District Assistant Curriculum Director Belinda Kuck, who was presenting the formal policy at the meeting, responded saying, "We value and want the input of parents, but in our experience, parents only want books their kids want to read, but our librarian has a wide-angle view of all of the students and their different interests and can make very wise decisions."
Cannon agreed to that in part, saying, "No one is better informed than the school librarian, but just because they have that knowledge, shouldn't be the final decision." Cannon suggested the board have the final approval of books.
The board had to be reminded by the district's legal issues specialist, Michelle Beus, that the board could not make any changes to the policy, which is governed by district administration. According to the policy, the board can review concerns, but can't vote on books.
In January, the Davis School District agreed not to pull a book about lesbian mothers from its shelves again as part of a settlement with the American Civil Liberties Union. The district agreed to pay the ACLU $15,000 for attorney fees, but the settlement was not an admission of guilt.
The ACLU sued after the district put "In Our Mothers' House" behind library counters in elementary schools and required parent's permission to check it out. It is a children's picture book featuring three adopted children with lesbian mothers.
At the recent school board meeting, another debated item brought up was how libraries weed their books, such as getting rid of books that are in poor physical condition, books that have dated or inaccurate information, or books that are checked out infrequently.
Several board members were concerned to hear that libraries throw away books. Superintendent W. Bryan Bowles, who has worked with the media centers in the past, said, "I know it doesn't feel intuitive to throw away books, but it improves the health of the library and our librarians are instructed on how to do that."

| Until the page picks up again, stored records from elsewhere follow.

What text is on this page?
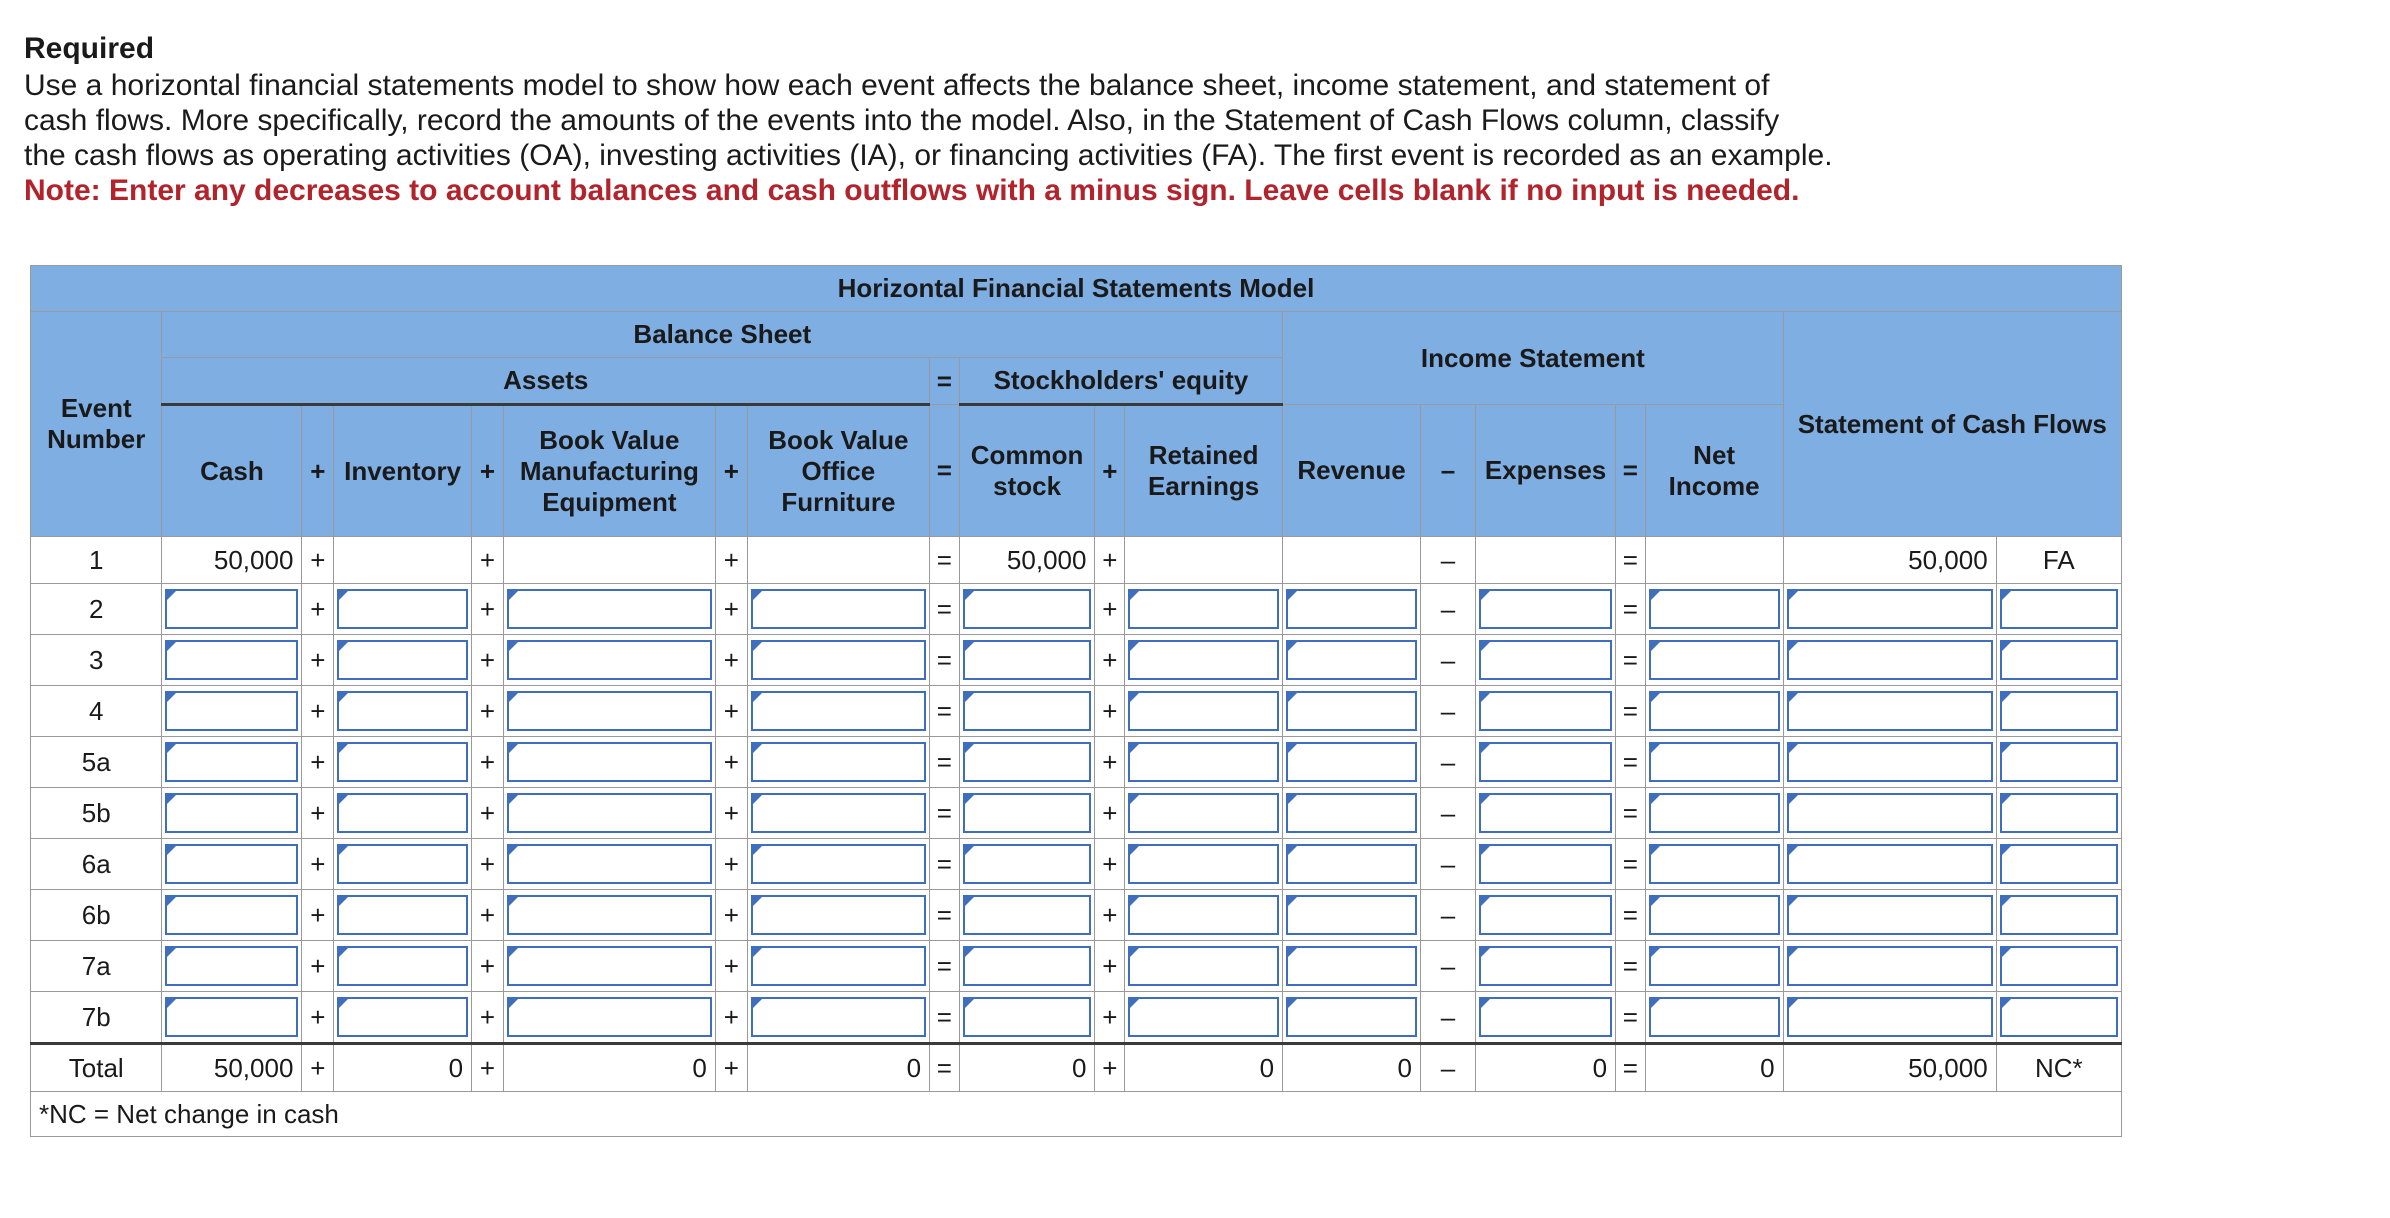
Required

Use a horizontal financial statements model to show how each event affects the balance sheet, income statement, and statement of

cash flows. More specifically, record the amounts of the events into the model. Also, in the Statement of Cash Flows column, classify

the cash flows as operating activities (OA), investing activities (IA), or financing activities (FA). The first event is recorded as an example.

Note: Enter any decreases to account balances and cash outflows with a minus sign. Leave cells blank if no input is needed.

Horizontal Financial Statements Model																		
Event Number	Balance Sheet											Income Statement					Statement of Cash Flows	
	Assets							=	Stockholders' equity									
	Cash	+	Inventory	+	Book Value Manufacturing Equipment	+	Book Value Office Furniture	=	Common stock	+	Retained Earnings	Revenue	–	Expenses	=	Net Income		
1	50,000	+		+		+		=	50,000	+			–		=		50,000	FA
2		+		+		+		=		+			–		=	

3		+		+		+		=		+			–		=	

4		+		+		+		=		+			–		=	

5a		+		+		+		=		+			–		=	

5b		+		+		+		=		+			–		=	

6a		+		+		+		=		+			–		=	

6b		+		+		+		=		+			–		=	

7a		+		+		+		=		+			–		=	

7b		+		+		+		=		+			–		=	

Total	50,000	+	0	+	0	+	0	=	0	+	0	0	–	0	=	0	50,000	NC*
*NC = Net change in cash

Kuck supported Bowles' sentiments, saying, "Kids are attracted to new books and books that look good, and some books will sit (without getting checked out) unless you promote it, but with only 15 minutes a week with each class, you don't have time to promote all those books. If you weed well, books will fly off the shelves."
Board members also wanted to know how many times a parent challenges a book. Kuck said there are hundreds of challenges every year, but are generally resolved between the librarian and the parent.